Bitcoin in 'sustained recovery' from October liquidity scares
Yahoo Finance Videoand
Brian SozziWed, January 7, 2026 at 10:23 AM EST
In this video:
Bitcoin (BTC-USD) is holding above $91,000 after a tumultuous end to 2025, where the crypto asset saw a sell-off from its record high reached in October.
Coinbase Head of Institutional Strategy John D'Agostino sits down with Yahoo Finance executive editor Brian Sozzi to explain the liquidity scares that dragged bitcoin down in recent months, characterizing bitcoin's recent price patterns as being in a "sustained recovery."

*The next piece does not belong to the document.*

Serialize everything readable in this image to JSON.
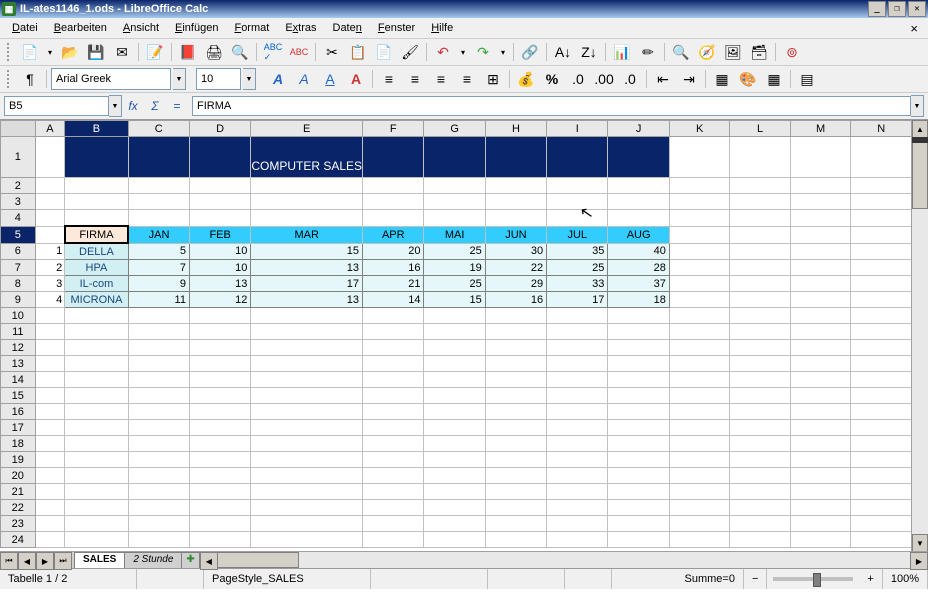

To watch more expert insights and analysis on the latest market action, check out more Opening Bid.
Video Transcript
00:00
Speaker A
Bitcoin prices have rebounded to start the year after trading in a tight range following sell-offs in the fourth quarter of last year. Forced liquidations and selling by long-term holders pushed prices down as much as 35% from their October highs. You know who hasn't forgotten about Bitcoin, my next guest, John D'Agostino, Coinbase Head of Institutional Strategy is here. John, good to see you again. Good to see you live in person. Appreciate it.
00:23
John D'Agostino
Always, always love to come see you.
00:25
Speaker A
So, at at its very simplest level, what is happening in Bitcoin? Help us understand this this mini rally.
00:35
John D'Agostino
Sure. Um, so, I can understand why people think it's it's happening suddenly, kind of post post New Year. The reality is, um, Bitcoin has been quietly recovering since a liquidity crisis around early October.
00:53
John D'Agostino
Um, now liquidity crisis in uh cryptocurrency is a bit different from other markets because unlike equities for example, the market makers, the participants who um usually buy and sell and bridge liquidity, they're not obligated to post bids and offers um like they are in the equity markets. So commodity markets and and crypto markets are similar in that way.
01:17
John D'Agostino
So on October 10th, we have what we call a liquidity crisis, which means people got scared. They got scared they were overextended on their balance sheets and they pulled liquidity away. They just exited the market.
01:29
John D'Agostino
And when that happens, you tend to get these violent gaps down in price because people are very, very scared about not being able to get out of their positions and they'll sell at any price. Um that happened. It happens in we we you've heard of flash crashes in equity markets, right? That's the equivalent.
01:38
Speaker A
I've tried to forget those, but yes.
01:39
John D'Agostino
Right. We it happens in all markets. When it happens in markets like crypto and commodities where the market makers are not obligated to be in the market, they tend to be a little more severe. So that happened on October 10th and it was scary.
01:52
John D'Agostino
Here's the good news. The good news is you didn't have this rapid violent unwinding. There were these support levels of institutional buyers. So retail panicked a bit, um they needed to get out, but institutional buyers kept that that that ground, that foundation.
02:12
John D'Agostino
Now, the uh it was reported that there was this horrible liquidity environment and so crypto kind of fell out of the news cycle for those two quarters and you saw this sort of grinding down sideways movement, boring price action.
02:32
John D'Agostino
What was happening for those of us who kind of stayed active in the market was we were a bit confused because you had this horrific retail sentiment. You had this um, you know, crypto Twitter and just Twitter X overall just being very bearish on the asset class. But what we were seeing at Coinbase...
02:51
Speaker A
Peter Schiff knows tweeting at Michael. It's all over, it's dead, it's going to zero, everything.
02:57
John D'Agostino
And and and um and that's fine. I I actually like those environments because you get to buy cheap things uh that people forget about. Uh but what was happening at Coinbase is we were noticing, well, institutions were just gaining interest. So that period from October to December was probably one of the most active institutional buying periods, and there wasn't a single institution that was looking at Bitcoin and crypto prior to October 10th that suddenly stopped because of October 10th.
03:31
John D'Agostino
So, there was this huge bifurcation of interest. It had massive institutional interest and horrible retail sentiment. And so what's happening is since October 10th to now is you're seeing a bit of a catchup of retail sentiment recognizing that institutions are still building and still growing. Um so I think of it less as a as a short-term spike and more as a sustained recovery.